Up to 24 hours per week during the academic term and full-time (up to 40 hours per week) during semester breaks, summer holidays, and other official university breaks. The 24-hour limit covers all paid work combined, including online and freelance income. Exceed the cap repeatedly and you risk problems with your residence permit at renewal, so keep your employer aware that you have a student status cap. Many students stick to 10-15 hours during term and ramp up over the summer.
What do I need before I can start working?
Three things. First, a valid residence permit for study (or registration certificate for EU students) — your right to work is tied to this. Second, a Hungarian tax number (adóazonosító jel), which you get free at any NAV office with your passport and address card. Third, a Hungarian bank account to receive wages. Once you have all three, an employer can register you and pay you legally. Many students get the tax number in their first week — it is one of the easier pieces of bureaucracy in Hungary.
What kinds of jobs do international students do in Hungary?
The classics: hospitality (cafés, restaurants, ruin bars), retail, tutoring (English is especially in demand), call centres at multinationals (Budapest is a major shared-service hub for SAP, IBM, Morgan Stanley, BlackRock, Deutsche Telekom, and others), customer support for tech companies, and gig work like delivery. Many international students find roles at BPO and shared-service centres where English (and often German, French, or Russian) is the working language — wages are higher than in cafés and the hours fit study. Internships in your field, often unpaid or low-paid, are common in summer.
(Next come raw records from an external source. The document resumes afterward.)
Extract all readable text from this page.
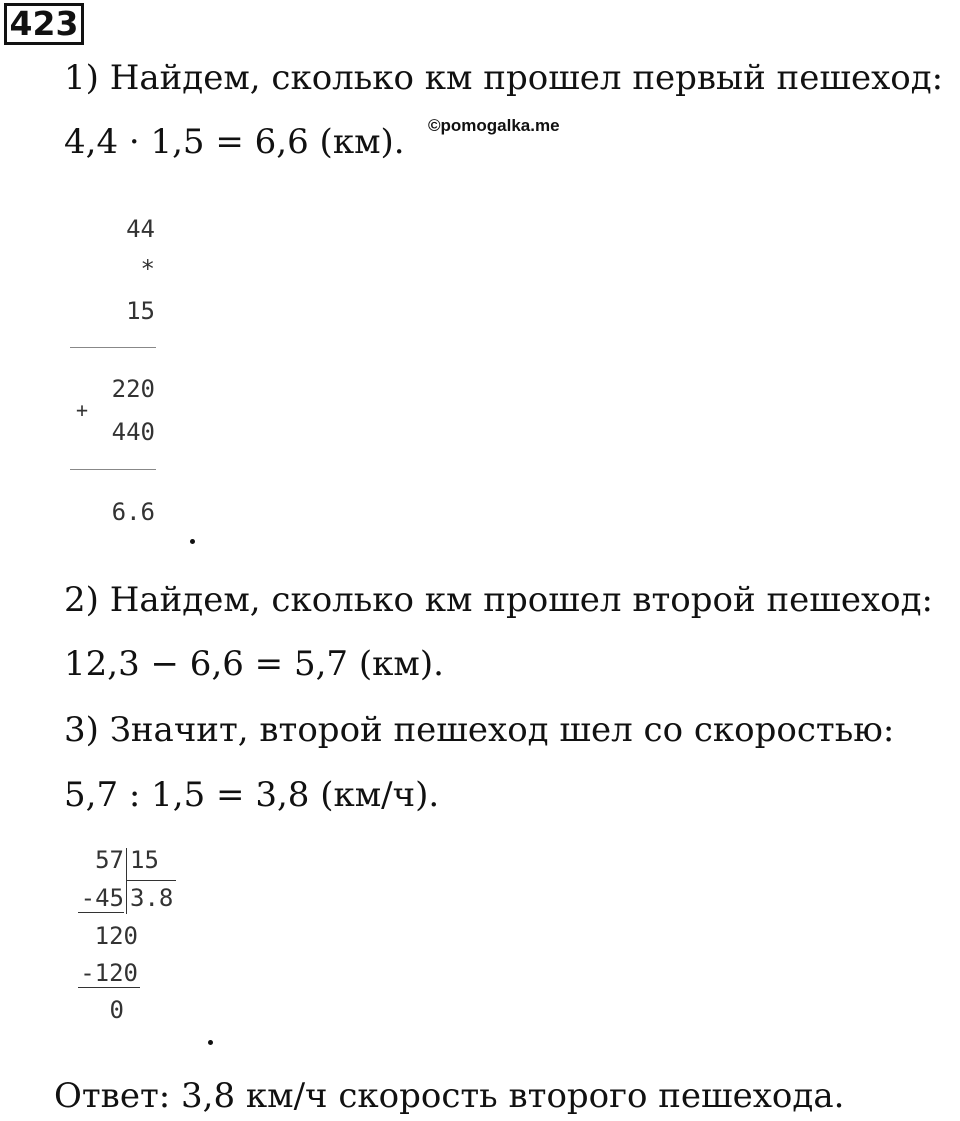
423
1) Найдем, сколько км прошел первый пешеход:
4,4 · 1,5 = 6,6 (км). ©pomogalka.me
44
*
15
220
+
440
6.6
2) Найдем, сколько км прошел второй пешеход:
12,3 − 6,6 = 5,7 (км).
3) Значит, второй пешеход шел со скоростью:
5,7 : 1,5 = 3,8 (км/ч).
57 15
-45 3.8
120
-120
0
Ответ: 3,8 км/ч скорость второго пешехода.
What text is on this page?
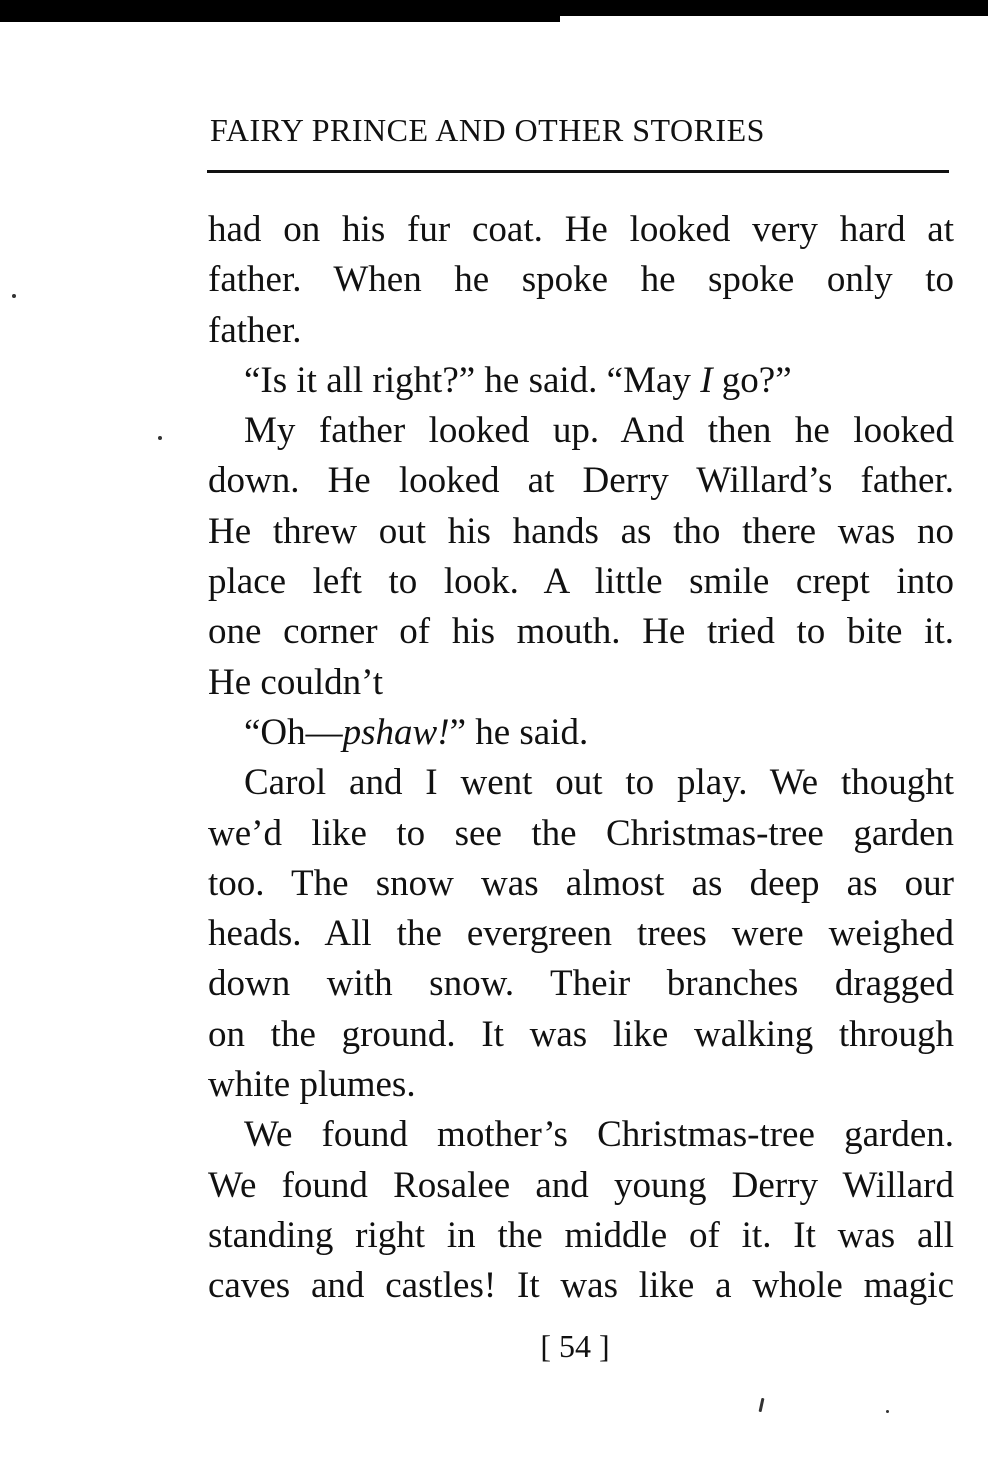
FAIRY PRINCE AND OTHER STORIES
had on his fur coat. He looked very hard at
father. When he spoke he spoke only to
father.
“Is it all right?” he said. “May I go?”
My father looked up. And then he looked
down. He looked at Derry Willard’s father.
He threw out his hands as tho there was no
place left to look. A little smile crept into
one corner of his mouth. He tried to bite it.
He couldn’t
“Oh—pshaw!” he said.
Carol and I went out to play. We thought
we’d like to see the Christmas-tree garden
too. The snow was almost as deep as our
heads. All the evergreen trees were weighed
down with snow. Their branches dragged
on the ground. It was like walking through
white plumes.
We found mother’s Christmas-tree garden.
We found Rosalee and young Derry Willard
standing right in the middle of it. It was all
caves and castles! It was like a whole magic
[ 54 ]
What is the minimum wage in Hungary?
Hungary has two main minimum wages set annually. As of 2026, the standard minimum wage (minimálbér) is around HUF 290,800 gross per month (~€730), and the guaranteed minimum for jobs requiring secondary qualifications (garantált bérminimum) is around HUF 348,800 gross (~€875). Hourly minimum is approximately HUF 1,670 (~€4.20). Net pay is roughly 67% of gross after personal income tax (15%) and social contributions (~18%). For students under 25, there is a separate income tax break for the under-25s that can sharply increase take-home pay.
Can I stay in Hungary to work after I graduate?
Yes, and the route is genuinely accessible compared with many countries. After graduation you can apply for a residence permit for the purpose of employment — most commonly via the EU Blue Card (for graduates with a job offer meeting the salary threshold) or the Hungary Card / standard work permit for other skilled roles. Hungary has clear shortage occupations in IT, engineering, healthcare, and finance, and Budapest is one of Europe's main shared-service hubs, which keeps demand for graduates with European language skills high. Plan ahead: an internship in your final year and a job offer before graduation are the strongest path.
What is the EU Blue Card in Hungary?
The EU Blue Card is a residence and work permit for highly qualified non-EU nationals, available across most of the EU including Hungary. To qualify in Hungary you need a higher education qualification or equivalent experience, a job contract or binding offer for at least six months, and a salary at or above 1.5x the average Hungarian gross salary (currently around €1,200-1,500/month gross, but the threshold updates annually). It is valid for up to four years, includes family reunification rights, and after a qualifying period can lead to long-term EU residence. For graduates of Semmelweis, BME, Corvinus, or any Hungarian university, it is often the cleanest post-study route.
Which careers and industries are strong in Hungary?
Five stand out. Information technology and software development — Budapest has a dense tech scene with multinationals (SAP, IBM, Morgan Stanley) and a growing startup ecosystem. Shared services and BPO — many global banks and tech firms run their European back-offices from Budapest, hiring graduates with strong English plus a second language. Engineering — automotive (Audi in Győr, Mercedes in Kecskemét, BMW in Debrecen), industrial manufacturing, and electronics. Healthcare and pharmaceuticals — Semmelweis and the regional medical schools feed into a strong pharma and medical-devices sector. Finance and consulting — Budapest is a regional hub for the Big Four and major banks.